As equipas da organização médico-humanitária documentaram ainda níveis substanciais de violência contra mulheres e crianças – 29% eram menores, o mais novo com 8 anos, e 18% eram mulheres.
A líder da equipa médica da MSF no Geo Barents, Stephanie Hofstetter, explica que “as mais prevalentes consequências para a saúde das ocorrências de violência registadas estão ligadas a traumatismos contusos, queimaduras, fraturas, ferimentos na cabeça, ferimentos relacionados com violência sexual, transtornos de saúde mental”. “Outras consequências incluem deficiência física de longa duração, gravidez, desnutrição e dor crónica”, acrescenta.
A MSF desenvolve atividades de buscas e salvamento no Mediterrâneo central desde 2015, tendo trabalhado já com oito navios diferentes, sozinha ou em parceria com outras ONG. Nestes cerca de sete anos, as equipas de buscas e salvamento da MSF no Mediterrâneo central prestaram assistência a mais de 80.000 pessoas.
A embarcação com que a organização médico-humanitária está atualmente a operar, o Geo Barents, navegou já por 11 vezes até à zona de buscas e salvamento, entre junho de 2021 e maio de 2022 – foram feitas 47 operações de salvamento e resgatadas 3.138 pessoas e recuperados os corpos de mais outras dez que morreram no mar. De entre as pessoas resgatadas pela MSF no Mediterrâneo central neste último ano, 34% eram crianças e delas 89% eram menores não acompanhados ou que estavam separados das suas famílias. A bordo deste navio foram providenciadas 6 536 consultas de cuidados primários de saúde, de saúde sexual e reprodutiva e de saúde m
Ignorados pedidos da MSF para desembarque em local seguro
Desde o início das operações de buscas e salvamento com o Geo Barents em junho de 2021, a MSF tem também continuado a observar a normalização dos impasses no mar e a angústia que é gerada por esta prática.

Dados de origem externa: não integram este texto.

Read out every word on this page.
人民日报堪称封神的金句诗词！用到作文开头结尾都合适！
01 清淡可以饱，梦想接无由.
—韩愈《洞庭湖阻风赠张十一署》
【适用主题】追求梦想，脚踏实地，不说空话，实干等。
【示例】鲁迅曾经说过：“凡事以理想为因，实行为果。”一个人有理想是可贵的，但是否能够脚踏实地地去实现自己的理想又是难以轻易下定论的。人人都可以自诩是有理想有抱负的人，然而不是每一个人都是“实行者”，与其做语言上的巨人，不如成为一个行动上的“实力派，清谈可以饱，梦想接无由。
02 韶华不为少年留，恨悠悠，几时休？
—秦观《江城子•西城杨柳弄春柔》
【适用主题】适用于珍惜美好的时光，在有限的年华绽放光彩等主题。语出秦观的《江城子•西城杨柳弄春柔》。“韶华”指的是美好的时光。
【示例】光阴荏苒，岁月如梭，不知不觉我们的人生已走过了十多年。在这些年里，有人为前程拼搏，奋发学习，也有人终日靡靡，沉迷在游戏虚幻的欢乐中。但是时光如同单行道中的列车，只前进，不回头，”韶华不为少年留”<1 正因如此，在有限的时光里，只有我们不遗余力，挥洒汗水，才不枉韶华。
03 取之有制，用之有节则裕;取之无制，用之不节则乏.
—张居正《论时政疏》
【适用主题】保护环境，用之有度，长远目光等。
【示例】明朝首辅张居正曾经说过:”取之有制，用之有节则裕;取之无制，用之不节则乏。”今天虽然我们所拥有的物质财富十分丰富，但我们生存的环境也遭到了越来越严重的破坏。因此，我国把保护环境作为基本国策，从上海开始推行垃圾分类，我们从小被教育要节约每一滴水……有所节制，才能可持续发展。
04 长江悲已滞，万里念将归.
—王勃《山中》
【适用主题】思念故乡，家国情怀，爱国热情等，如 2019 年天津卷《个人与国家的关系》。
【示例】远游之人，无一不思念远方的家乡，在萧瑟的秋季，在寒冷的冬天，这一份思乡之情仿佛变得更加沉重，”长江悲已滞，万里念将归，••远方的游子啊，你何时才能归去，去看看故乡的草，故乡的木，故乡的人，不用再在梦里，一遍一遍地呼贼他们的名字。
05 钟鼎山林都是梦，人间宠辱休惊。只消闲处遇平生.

Os pedidos das equipas da MSF para atribuição de um local seguro para o desembarque de sobreviventes têm sido sistematicamente ignorados ou recusados pelas autoridades de Malta, enquanto que os que são dirigidos às autoridades de Itália são respondidos com cada vez maiores demoras. Os impasses no mar impedem o acesso imediato a uma avaliação completa das necessidades médicas e de proteção e prolongam o sofrimento dos sobreviventes.

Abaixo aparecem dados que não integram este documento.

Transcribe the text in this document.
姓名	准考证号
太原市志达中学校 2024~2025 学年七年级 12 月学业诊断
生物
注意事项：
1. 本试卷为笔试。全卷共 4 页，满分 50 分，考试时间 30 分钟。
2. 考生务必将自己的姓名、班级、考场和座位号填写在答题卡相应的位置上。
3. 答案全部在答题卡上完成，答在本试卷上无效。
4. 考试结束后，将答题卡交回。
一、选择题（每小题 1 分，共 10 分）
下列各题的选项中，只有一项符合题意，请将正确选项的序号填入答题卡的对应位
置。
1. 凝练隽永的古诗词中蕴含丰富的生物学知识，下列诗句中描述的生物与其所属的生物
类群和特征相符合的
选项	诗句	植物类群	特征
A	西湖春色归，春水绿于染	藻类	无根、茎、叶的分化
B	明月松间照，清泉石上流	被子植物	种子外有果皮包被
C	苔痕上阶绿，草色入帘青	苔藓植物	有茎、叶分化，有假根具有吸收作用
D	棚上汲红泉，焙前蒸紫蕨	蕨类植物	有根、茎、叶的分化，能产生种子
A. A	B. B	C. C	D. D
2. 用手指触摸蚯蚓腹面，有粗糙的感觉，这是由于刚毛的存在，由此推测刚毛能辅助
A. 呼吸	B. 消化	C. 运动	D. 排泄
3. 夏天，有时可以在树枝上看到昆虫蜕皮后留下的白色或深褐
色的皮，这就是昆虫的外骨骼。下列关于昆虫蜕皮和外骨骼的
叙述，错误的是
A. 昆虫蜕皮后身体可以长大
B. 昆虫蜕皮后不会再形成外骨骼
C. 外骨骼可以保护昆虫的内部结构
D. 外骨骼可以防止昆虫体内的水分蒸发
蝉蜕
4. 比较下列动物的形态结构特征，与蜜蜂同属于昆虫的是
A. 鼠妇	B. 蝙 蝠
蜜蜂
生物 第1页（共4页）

Mudar esta política mortal de migrações é não apenas necessário, mas também possível. A Europa tem demonstrado no contexto da crise na Ucrânia que pode levar a cabo uma abordagem humana nas migrações forçadas. A proteção da vida de todas as pessoas deve ser aplicada independentemente da raça, género, país de origem, convicções políticas ou religiosas, e tratamento igual – com respeito pelos direitos e dignidade das pessoas – tem de ser dado a quem procura a segurança às portas da Europa.